Recently Microsoft have extended the Photosynth technology into ‘4D space’, that is movement and spatial appreciation of a scene. The process is simple and great fun:
  • Decide on the capture format. There currently are four capture strategies – walk, spin around an object looking in, create a pano or  capture a wall by walking parallel to it;
  • Capture your images, typically no more than 20-30 as a max. Note this is a factor of 10-100 less than timelapse so don’t worry about shutter burn out
  • Carry out any initial corrections in, say, LR, for example white balance and exposure etc;
  • Upload to the Photosynth site and wait about 5 mins for an email to be sent to you;
  • View your Photosynth using Photosynth technology and share with friends.

As a (poor) example I attach an HDR Photosynth I took in our home (note this should work fine on a PC, but I have not tested it on a Mac). I simply walked around a room and took three exposure brackets every step. The total number of images captured was 69, ie 3 x 23. I batched processed the exposure brackets, using interior fusion setting, in Photomatix, did a few corrections in LR and exported 23 JPEGs to Photosynth. I didn’t take any special time with the capture. It was handheld HDR bracketing.

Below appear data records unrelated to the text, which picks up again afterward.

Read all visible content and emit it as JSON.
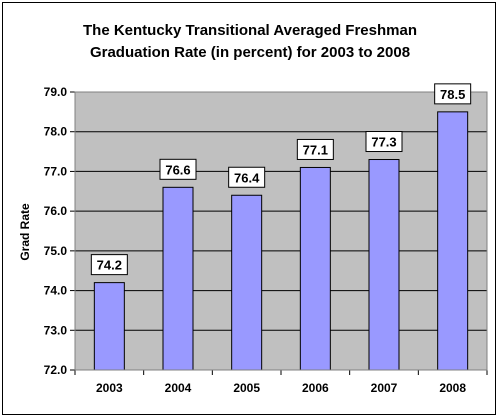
{
  "chart_data": {
    "type": "bar",
    "title_line1": "The Kentucky Transitional Averaged Freshman",
    "title_line2": "Graduation Rate (in percent) for 2003 to 2008",
    "ylabel": "Grad Rate",
    "categories": [
      "2003",
      "2004",
      "2005",
      "2006",
      "2007",
      "2008"
    ],
    "values": [
      74.2,
      76.6,
      76.4,
      77.1,
      77.3,
      78.5
    ],
    "value_labels": [
      "74.2",
      "76.6",
      "76.4",
      "77.1",
      "77.3",
      "78.5"
    ],
    "ylim": [
      72.0,
      79.0
    ],
    "yticks": [
      "72.0",
      "73.0",
      "74.0",
      "75.0",
      "76.0",
      "77.0",
      "78.0",
      "79.0"
    ],
    "grid": true,
    "legend": "none",
    "colors": {
      "bar": "#9999ff",
      "plot_bg": "#c0c0c0",
      "bar_edge": "#000000"
    }
  }
}
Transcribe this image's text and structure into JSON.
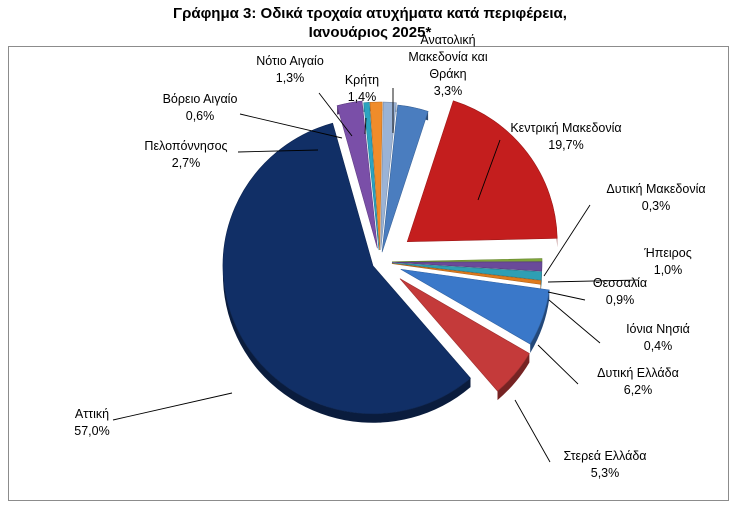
{
  "chart_data": {
    "type": "pie",
    "title_line1": "Γράφημα 3: Οδικά τροχαία ατυχήματα κατά περιφέρεια,",
    "title_line2": "Ιανουάριος 2025*",
    "exploded": true,
    "slices": [
      {
        "name": "Ανατολική Μακεδονία και Θράκη",
        "name_lines": [
          "Ανατολική",
          "Μακεδονία και",
          "Θράκη"
        ],
        "value": 3.3,
        "value_label": "3,3%",
        "color": "#4a7dbf"
      },
      {
        "name": "Κεντρική Μακεδονία",
        "name_lines": [
          "Κεντρική Μακεδονία"
        ],
        "value": 19.7,
        "value_label": "19,7%",
        "color": "#c41e1e"
      },
      {
        "name": "Δυτική Μακεδονία",
        "name_lines": [
          "Δυτική Μακεδονία"
        ],
        "value": 0.3,
        "value_label": "0,3%",
        "color": "#7fa63a"
      },
      {
        "name": "Ήπειρος",
        "name_lines": [
          "Ήπειρος"
        ],
        "value": 1.0,
        "value_label": "1,0%",
        "color": "#6a4a9a"
      },
      {
        "name": "Θεσσαλία",
        "name_lines": [
          "Θεσσαλία"
        ],
        "value": 0.9,
        "value_label": "0,9%",
        "color": "#2f9fb4"
      },
      {
        "name": "Ιόνια Νησιά",
        "name_lines": [
          "Ιόνια Νησιά"
        ],
        "value": 0.4,
        "value_label": "0,4%",
        "color": "#e07b1c"
      },
      {
        "name": "Δυτική Ελλάδα",
        "name_lines": [
          "Δυτική Ελλάδα"
        ],
        "value": 6.2,
        "value_label": "6,2%",
        "color": "#3a78c9"
      },
      {
        "name": "Στερεά Ελλάδα",
        "name_lines": [
          "Στερεά Ελλάδα"
        ],
        "value": 5.3,
        "value_label": "5,3%",
        "color": "#c43a3a"
      },
      {
        "name": "Αττική",
        "name_lines": [
          "Αττική"
        ],
        "value": 57.0,
        "value_label": "57,0%",
        "color": "#112f66"
      },
      {
        "name": "Πελοπόννησος",
        "name_lines": [
          "Πελοπόννησος"
        ],
        "value": 2.7,
        "value_label": "2,7%",
        "color": "#7a4fa8"
      },
      {
        "name": "Βόρειο Αιγαίο",
        "name_lines": [
          "Βόρειο Αιγαίο"
        ],
        "value": 0.6,
        "value_label": "0,6%",
        "color": "#2ba3c0"
      },
      {
        "name": "Νότιο Αιγαίο",
        "name_lines": [
          "Νότιο Αιγαίο"
        ],
        "value": 1.3,
        "value_label": "1,3%",
        "color": "#f08c2a"
      },
      {
        "name": "Κρήτη",
        "name_lines": [
          "Κρήτη"
        ],
        "value": 1.4,
        "value_label": "1,4%",
        "color": "#9ab3d6"
      }
    ]
  }
}
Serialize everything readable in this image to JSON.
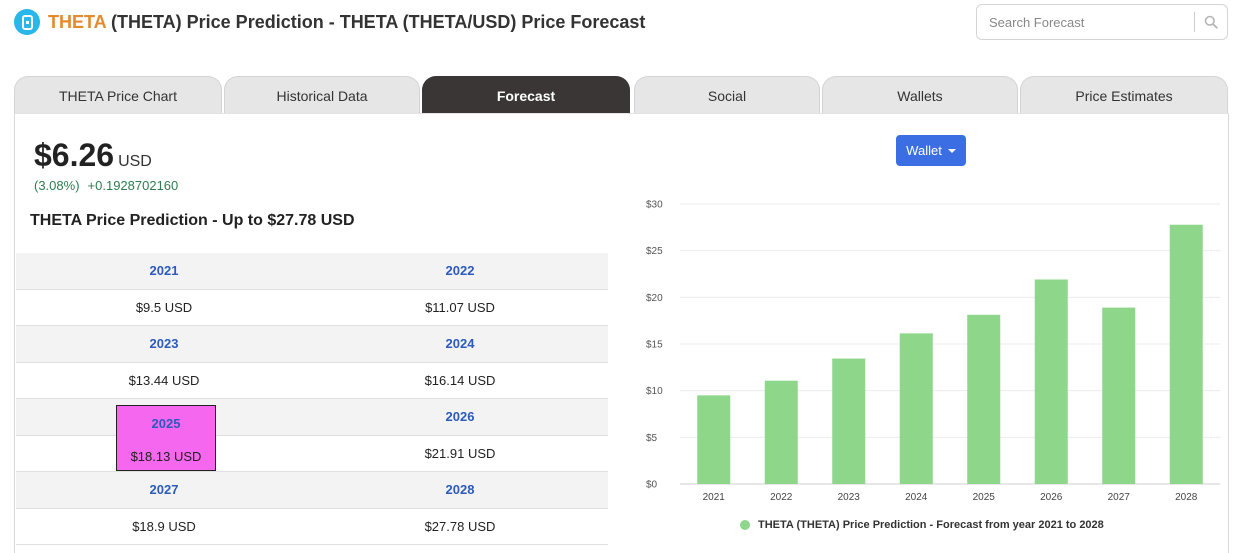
{
  "header": {
    "brand": "THETA",
    "title_rest": " (THETA) Price Prediction - THETA (THETA/USD) Price Forecast",
    "logo_icon": "theta-logo-icon"
  },
  "search": {
    "placeholder": "Search Forecast",
    "icon": "search-icon"
  },
  "tabs": [
    {
      "label": "THETA Price Chart",
      "active": false
    },
    {
      "label": "Historical Data",
      "active": false
    },
    {
      "label": "Forecast",
      "active": true
    },
    {
      "label": "Social",
      "active": false
    },
    {
      "label": "Wallets",
      "active": false
    },
    {
      "label": "Price Estimates",
      "active": false
    }
  ],
  "price": {
    "value": "$6.26",
    "unit": "USD",
    "change_percent": "(3.08%)",
    "change_value": "+0.1928702160"
  },
  "prediction_title": "THETA Price Prediction - Up to $27.78 USD",
  "table": {
    "rows": [
      {
        "type": "year",
        "cells": [
          "2021",
          "2022"
        ]
      },
      {
        "type": "value",
        "cells": [
          "$9.5 USD",
          "$11.07 USD"
        ]
      },
      {
        "type": "year",
        "cells": [
          "2023",
          "2024"
        ]
      },
      {
        "type": "value",
        "cells": [
          "$13.44 USD",
          "$16.14 USD"
        ]
      },
      {
        "type": "year",
        "cells": [
          "2025",
          "2026"
        ]
      },
      {
        "type": "value",
        "cells": [
          "$18.13 USD",
          "$21.91 USD"
        ]
      },
      {
        "type": "year",
        "cells": [
          "2027",
          "2028"
        ]
      },
      {
        "type": "value",
        "cells": [
          "$18.9 USD",
          "$27.78 USD"
        ]
      }
    ]
  },
  "wallet_button": {
    "label": "Wallet"
  },
  "colors": {
    "brand": "#e38a2c",
    "active_tab": "#3a3635",
    "year_text": "#2c5bbd",
    "change_text": "#2e7d4f",
    "button": "#3b6ee3",
    "bar": "#8ed68a",
    "highlight": "#f567ef"
  },
  "chart_data": {
    "type": "bar",
    "categories": [
      "2021",
      "2022",
      "2023",
      "2024",
      "2025",
      "2026",
      "2027",
      "2028"
    ],
    "values": [
      9.5,
      11.07,
      13.44,
      16.14,
      18.13,
      21.91,
      18.9,
      27.78
    ],
    "ylim": [
      0,
      30
    ],
    "yticks": [
      0,
      5,
      10,
      15,
      20,
      25,
      30
    ],
    "ytick_labels": [
      "$0",
      "$5",
      "$10",
      "$15",
      "$20",
      "$25",
      "$30"
    ],
    "grid": true,
    "legend": "bottom",
    "series": [
      {
        "name": "THETA (THETA) Price Prediction - Forecast from year 2021 to 2028",
        "color": "#8ed68a"
      }
    ]
  }
}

You will see that Photosynths have a ‘look about them’, ie they are not videos. You get a sense of 3D but, in places, the result looks like a David Hockney inspired collage. When you see ‘artifacts’ this is where there wasn’t enough overlap to create a ‘smooth’ transition between scenes. I personally think these artifacts add to the unique feel of a Photosynth.

Bottom line: I believe the new Microsoft Photosynth technology provides another option for the multishot enthusiast. For those that wish to provide a greater sense of presence, you can let friends actually interact with the scene you saw. We now have a more dynamic way to present our photography: and it’s fun and free!